ARP | Audition du ministre des Technologies de la communication : L’impact des taxes télécoms freine le développement des services

 

Le ministre s’est attardé sur les difficultés qui empêchent la généralisation du réseau internet, notamment les actes de vandalisme et de vol des câbles en cuivre qui ont privé plusieurs régions de la couverture des installations télécoms, en attendant l’achèvement des travaux de maintenance et la réinstallation du réseau.
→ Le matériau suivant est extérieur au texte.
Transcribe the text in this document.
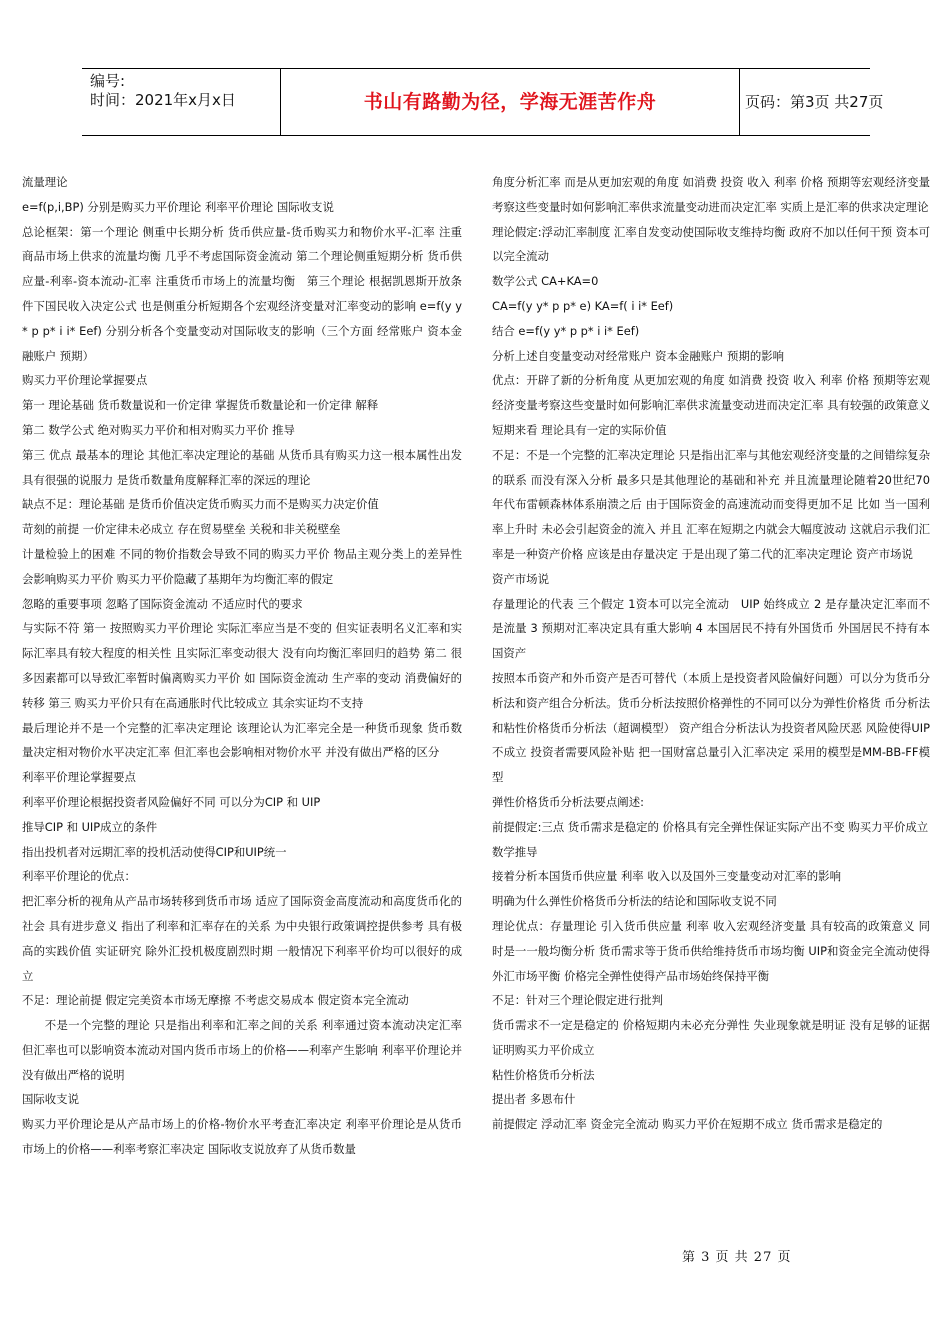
编号:
时间：2021年x月x日	书山有路勤为径，学海无涯苦作舟	页码：第3页 共27页

流量理论

e=f(p,i,BP) 分别是购买力平价理论 利率平价理论 国际收支说

总论框架：第一个理论 侧重中长期分析 货币供应量-货币购买力和物价水平-汇率 注重商品市场上供求的流量均衡 几乎不考虑国际资金流动 第二个理论侧重短期分析 货币供应量-利率-资本流动-汇率 注重货币市场上的流量均衡　第三个理论 根据凯恩斯开放条件下国民收入决定公式 也是侧重分析短期各个宏观经济变量对汇率变动的影响 e=f(y y* p p* i i* Eef) 分别分析各个变量变动对国际收支的影响（三个方面 经常账户 资本金融账户 预期）

购买力平价理论掌握要点

第一 理论基础 货币数量说和一价定律 掌握货币数量论和一价定律 解释

第二 数学公式 绝对购买力平价和相对购买力平价 推导

第三 优点 最基本的理论 其他汇率决定理论的基础 从货币具有购买力这一根本属性出发 具有很强的说服力 是货币数量角度解释汇率的深远的理论

缺点不足：理论基础 是货币价值决定货币购买力而不是购买力决定价值

苛刻的前提 一价定律未必成立 存在贸易壁垒 关税和非关税壁垒

计量检验上的困难 不同的物价指数会导致不同的购买力平价 物品主观分类上的差异性会影响购买力平价 购买力平价隐藏了基期年为均衡汇率的假定

忽略的重要事项 忽略了国际资金流动 不适应时代的要求

与实际不符 第一 按照购买力平价理论 实际汇率应当是不变的 但实证表明名义汇率和实际汇率具有较大程度的相关性 且实际汇率变动很大 没有向均衡汇率回归的趋势 第二 很多因素都可以导致汇率暂时偏离购买力平价 如 国际资金流动 生产率的变动 消费偏好的转移 第三 购买力平价只有在高通胀时代比较成立 其余实证均不支持

最后理论并不是一个完整的汇率决定理论 该理论认为汇率完全是一种货币现象 货币数量决定相对物价水平决定汇率 但汇率也会影响相对物价水平 并没有做出严格的区分

利率平价理论掌握要点

利率平价理论根据投资者风险偏好不同 可以分为CIP 和 UIP

推导CIP 和 UIP成立的条件

指出投机者对远期汇率的投机活动使得CIP和UIP统一

利率平价理论的优点：

把汇率分析的视角从产品市场转移到货币市场 适应了国际资金高度流动和高度货币化的社会 具有进步意义 指出了利率和汇率存在的关系 为中央银行政策调控提供参考 具有极高的实践价值 实证研究 除外汇投机极度剧烈时期 一般情况下利率平价均可以很好的成立

不足：理论前提 假定完美资本市场无摩擦 不考虑交易成本 假定资本完全流动

不是一个完整的理论 只是指出利率和汇率之间的关系 利率通过资本流动决定汇率 但汇率也可以影响资本流动对国内货币市场上的价格——利率产生影响 利率平价理论并没有做出严格的说明

国际收支说

购买力平价理论是从产品市场上的价格-物价水平考查汇率决定 利率平价理论是从货币市场上的价格——利率考察汇率决定 国际收支说放弃了从货币数量

角度分析汇率 而是从更加宏观的角度 如消费 投资 收入 利率 价格 预期等宏观经济变量考察这些变量时如何影响汇率供求流量变动进而决定汇率 实质上是汇率的供求决定理论

理论假定:浮动汇率制度 汇率自发变动使国际收支维持均衡 政府不加以任何干预 资本可以完全流动

数学公式 CA+KA=0

CA=f(y y* p p* e) KA=f( i i* Eef)

结合 e=f(y y* p p* i i* Eef)

分析上述自变量变动对经常账户 资本金融账户 预期的影响

优点：开辟了新的分析角度 从更加宏观的角度 如消费 投资 收入 利率 价格 预期等宏观经济变量考察这些变量时如何影响汇率供求流量变动进而决定汇率 具有较强的政策意义 短期来看 理论具有一定的实际价值

不足：不是一个完整的汇率决定理论 只是指出汇率与其他宏观经济变量的之间错综复杂的联系 而没有深入分析 最多只是其他理论的基础和补充 并且流量理论随着20世纪70年代布雷顿森林体系崩溃之后 由于国际资金的高速流动而变得更加不足 比如 当一国利率上升时 未必会引起资金的流入 并且 汇率在短期之内就会大幅度波动 这就启示我们汇率是一种资产价格 应该是由存量决定 于是出现了第二代的汇率决定理论 资产市场说

资产市场说

存量理论的代表 三个假定 1资本可以完全流动　UIP 始终成立 2 是存量决定汇率而不是流量 3 预期对汇率决定具有重大影响 4 本国居民不持有外国货币 外国居民不持有本国资产

按照本币资产和外币资产是否可替代（本质上是投资者风险偏好问题）可以分为货币分析法和资产组合分析法。货币分析法按照价格弹性的不同可以分为弹性价格货 币分析法和粘性价格货币分析法（超调模型） 资产组合分析法认为投资者风险厌恶 风险使得UIP不成立 投资者需要风险补贴 把一国财富总量引入汇率决定 采用的模型是MM-BB-FF模型

弹性价格货币分析法要点阐述:

前提假定:三点 货币需求是稳定的 价格具有完全弹性保证实际产出不变 购买力平价成立

数学推导

接着分析本国货币供应量 利率 收入以及国外三变量变动对汇率的影响

明确为什么弹性价格货币分析法的结论和国际收支说不同

理论优点：存量理论 引入货币供应量 利率 收入宏观经济变量 具有较高的政策意义 同时是一一般均衡分析 货币需求等于货币供给维持货币市场均衡 UIP和资金完全流动使得外汇市场平衡 价格完全弹性使得产品市场始终保持平衡

不足：针对三个理论假定进行批判

货币需求不一定是稳定的 价格短期内未必充分弹性 失业现象就是明证 没有足够的证据证明购买力平价成立

粘性价格货币分析法

提出者 多恩布什

前提假定 浮动汇率 资金完全流动 购买力平价在短期不成立 货币需求是稳定的

第 3 页 共 27 页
Des opérations extrêmement coûteuses.

L’augmentation enregistrée, depuis des années, des taxes fiscales et des droits de douane imposés aux télécommunications représente l’un des principaux freins au développement des réseaux et des services de télécommunications et d’Internet en Tunisie, a indiqué le ministre des Technologies de la communication, Nizar Ben Néji.

Dans sa réponse aux questions des députés, lors d’une séance plénière consacrée, lundi, à l’examen du budget de la mission des Technologies de la communication, Ben Néji a fait savoir que certaines municipalités imposent des frais supplémentaires aux opérateurs de télécommunication.

Ces municipalités imposent des frais lors de l’installation des stations de transmission de base ou des réseaux de fibre optique, d’où une augmentation des charges et un retard du développement des réseaux, a-t-il détaillé.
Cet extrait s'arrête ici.